/ SPA Assessment Advice
I will be undertaking my SPA Assessment this November and want a little advice.
I am completing this award mainly to use at the school I work at and will be delivering all climbing sessions to students under the age of 16 when completed. I have shadowed many different climbing instructors and have lead many sessions for friends etc but have not been able to see how adult sessions are run. for example, warm ups with young people can be made fun and exiting whereas adults usually need a different approach. does anyone have any advice on what would be appropriate for including in an adult session and or know of any good resource books/videos on this information?

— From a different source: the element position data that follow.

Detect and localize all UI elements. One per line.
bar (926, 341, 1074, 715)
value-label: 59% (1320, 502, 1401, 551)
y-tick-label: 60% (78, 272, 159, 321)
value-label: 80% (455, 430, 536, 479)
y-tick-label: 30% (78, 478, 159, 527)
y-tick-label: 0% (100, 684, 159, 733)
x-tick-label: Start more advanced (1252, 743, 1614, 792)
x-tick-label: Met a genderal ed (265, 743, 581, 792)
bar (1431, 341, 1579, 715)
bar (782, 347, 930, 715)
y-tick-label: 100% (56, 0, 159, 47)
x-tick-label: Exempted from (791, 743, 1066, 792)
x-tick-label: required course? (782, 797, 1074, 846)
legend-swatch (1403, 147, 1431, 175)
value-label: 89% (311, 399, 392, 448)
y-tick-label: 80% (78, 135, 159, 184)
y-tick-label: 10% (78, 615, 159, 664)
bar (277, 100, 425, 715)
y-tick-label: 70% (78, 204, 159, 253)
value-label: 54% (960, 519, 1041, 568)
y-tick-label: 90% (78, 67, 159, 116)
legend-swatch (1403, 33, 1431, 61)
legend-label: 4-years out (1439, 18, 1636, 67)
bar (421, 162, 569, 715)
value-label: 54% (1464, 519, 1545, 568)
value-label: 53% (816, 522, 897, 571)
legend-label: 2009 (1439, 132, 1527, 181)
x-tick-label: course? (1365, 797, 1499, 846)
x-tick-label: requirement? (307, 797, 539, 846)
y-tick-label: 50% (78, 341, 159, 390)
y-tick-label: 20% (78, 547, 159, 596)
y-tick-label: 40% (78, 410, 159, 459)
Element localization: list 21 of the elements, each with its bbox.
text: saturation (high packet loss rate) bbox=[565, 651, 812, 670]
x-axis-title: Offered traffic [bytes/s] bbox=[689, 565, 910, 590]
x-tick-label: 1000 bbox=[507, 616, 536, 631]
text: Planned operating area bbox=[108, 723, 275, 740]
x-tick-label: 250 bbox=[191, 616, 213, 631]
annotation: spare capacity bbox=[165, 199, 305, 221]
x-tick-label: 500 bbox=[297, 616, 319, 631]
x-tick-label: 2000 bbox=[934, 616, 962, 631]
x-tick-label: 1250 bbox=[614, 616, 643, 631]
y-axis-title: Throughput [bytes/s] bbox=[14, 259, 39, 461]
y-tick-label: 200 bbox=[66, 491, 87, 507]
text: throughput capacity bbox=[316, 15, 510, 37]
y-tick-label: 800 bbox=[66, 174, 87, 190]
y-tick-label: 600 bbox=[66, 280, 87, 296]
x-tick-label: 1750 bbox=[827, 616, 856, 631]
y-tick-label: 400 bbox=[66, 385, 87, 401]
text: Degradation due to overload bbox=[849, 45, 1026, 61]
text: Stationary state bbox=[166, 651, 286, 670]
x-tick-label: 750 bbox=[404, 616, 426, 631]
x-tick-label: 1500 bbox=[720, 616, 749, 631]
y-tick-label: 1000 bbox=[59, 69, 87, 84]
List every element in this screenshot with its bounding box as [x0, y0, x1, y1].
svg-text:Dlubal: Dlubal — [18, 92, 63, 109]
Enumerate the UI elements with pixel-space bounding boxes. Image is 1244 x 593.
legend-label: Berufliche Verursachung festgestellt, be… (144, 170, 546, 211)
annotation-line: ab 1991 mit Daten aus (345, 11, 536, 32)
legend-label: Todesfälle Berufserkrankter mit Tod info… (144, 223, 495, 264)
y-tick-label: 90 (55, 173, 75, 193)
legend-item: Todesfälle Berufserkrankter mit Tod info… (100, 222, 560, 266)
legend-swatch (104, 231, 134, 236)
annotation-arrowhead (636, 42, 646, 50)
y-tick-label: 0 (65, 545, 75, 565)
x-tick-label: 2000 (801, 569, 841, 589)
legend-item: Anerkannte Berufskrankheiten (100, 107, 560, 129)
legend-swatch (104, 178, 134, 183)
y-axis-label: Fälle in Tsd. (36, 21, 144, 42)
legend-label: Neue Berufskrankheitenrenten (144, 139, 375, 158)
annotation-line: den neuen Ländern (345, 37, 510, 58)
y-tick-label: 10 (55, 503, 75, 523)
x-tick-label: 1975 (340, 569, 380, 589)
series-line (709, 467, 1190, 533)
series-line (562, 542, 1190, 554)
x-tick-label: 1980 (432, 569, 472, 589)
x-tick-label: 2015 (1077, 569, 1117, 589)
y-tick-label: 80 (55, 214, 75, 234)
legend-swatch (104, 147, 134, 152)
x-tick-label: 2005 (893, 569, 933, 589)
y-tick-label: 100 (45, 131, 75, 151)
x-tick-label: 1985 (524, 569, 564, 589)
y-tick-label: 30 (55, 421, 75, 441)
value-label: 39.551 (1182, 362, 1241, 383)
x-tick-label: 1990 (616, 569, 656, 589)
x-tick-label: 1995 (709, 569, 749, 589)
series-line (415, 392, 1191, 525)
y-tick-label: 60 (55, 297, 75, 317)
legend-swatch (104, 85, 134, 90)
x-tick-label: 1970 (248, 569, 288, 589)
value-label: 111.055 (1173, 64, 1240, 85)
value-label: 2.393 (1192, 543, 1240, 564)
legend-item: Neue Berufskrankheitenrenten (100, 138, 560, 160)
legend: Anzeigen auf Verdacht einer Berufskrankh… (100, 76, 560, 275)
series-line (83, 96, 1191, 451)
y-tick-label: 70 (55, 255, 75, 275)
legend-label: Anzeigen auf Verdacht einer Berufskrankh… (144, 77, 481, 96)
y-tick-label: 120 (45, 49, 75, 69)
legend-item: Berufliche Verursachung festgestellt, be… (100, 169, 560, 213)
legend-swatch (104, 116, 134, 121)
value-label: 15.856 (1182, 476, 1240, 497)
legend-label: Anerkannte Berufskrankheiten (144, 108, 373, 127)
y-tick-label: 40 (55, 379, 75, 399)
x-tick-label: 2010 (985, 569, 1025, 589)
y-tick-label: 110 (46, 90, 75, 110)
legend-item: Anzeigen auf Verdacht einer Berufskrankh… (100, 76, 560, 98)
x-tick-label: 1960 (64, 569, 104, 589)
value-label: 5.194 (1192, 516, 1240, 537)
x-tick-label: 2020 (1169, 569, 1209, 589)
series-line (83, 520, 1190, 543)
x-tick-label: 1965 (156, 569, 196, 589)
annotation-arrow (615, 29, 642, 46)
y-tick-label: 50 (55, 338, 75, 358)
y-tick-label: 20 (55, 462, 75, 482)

I wouldn't fret about that one. If asked just say "here's what I do with the kids" and make it something people can laugh about.
Hi Jason, have a word with any of the walls and ask if you could shadow a session. Alternatively look through the classified adverts for freelance instructors and send a polite email/ phone call and ask if you could come along to help out.
Why do you feel that a warm up with adults can't be fun and exciting?
well it could be but surely you have to approach it differently to how you would young people?
I like your post. Nice to see an aspirant SPA taking the trouble to think about different scenarios, rather than just getting the piece of paper as quickly as possible.
The suitability of a particular warm-up activity is obviously dependent on the crag and its surrounding terrain, as well as on the numbers, experience and physical condition of your clients. There are, of course, various other factors: session time constraints, weather conditions, etc.
Of paramount importance is safety of the group. Sounds obvious but in practice it's easy to get priorities distorted. For example, bouldering/spotting can be a great idea but perhaps not on slippery rock or with muddy sloping ground underneath, or if your group have unsuitable footwear. Dynamic warm up exercises and those involving stretching exercises can be good, but these may be unsuitable if there's a significant risk of injury.
Personally, I tend not to do exercise or game-based warm-ups with adult groups outdoors. There are various other ways in which a warm-up can be provided. A walk-in to the crag will provide a general aerobic warm-up, as will a visit to the crag top with the whole group. If you are in the position of having to meet the group before setting up, consider taking them all to the crag top with you, and get them to carry some ropes. You can get them interested in the rigging process (be clear about safe/unsafe zones at the cliff top).
A more climbing-specific warm up will often not be necessary, but if it seems warranted, and the terrain is suitable, a short session of easy, low-level bouldering is good for adults. You can introduce spotting skills, as well as a variety of movement skills. Gentle stretching can be done on the rock by maintaining foot and handholds while moving the centre of gravity around.
If a game-based warm-up seems called for, some of the more difficult group games are fun for adults and, if suitably challenging, shouldn't be perceived as patronising. Those which involve both mental skills and physical coordination are likely to be most suitable (I was recently shown a great one called The Typewriter). A bit of Googling should give you some ideas.
Yes, obviously adults and children need different approaches but you can still do things that adults find fun too. Bring the kit up as bpm has suggested works well with adults. And bigger kids as some may like the extra status and challenge of carrying ropes and the like too!!
Get in touch with some outdoor centres in the Peak District about observing some outdoor climbing sessions, looks great in your logbook and can be really beneficial towards your own development as a climbing instructor.
What an excellent post, I found this useful too as have wondered about how to translate the warm up and familiarisation games to an adult group. I saw an instructor getting a group of adults to do a series of traverses at a wall and he hung a whiteboard over one of the holds... they had to write a fact about themselves or draw a picture each time they passed the whiteboard; it worked as a warm up, provided a way in to talking about balance and basic technique and got everyone talking.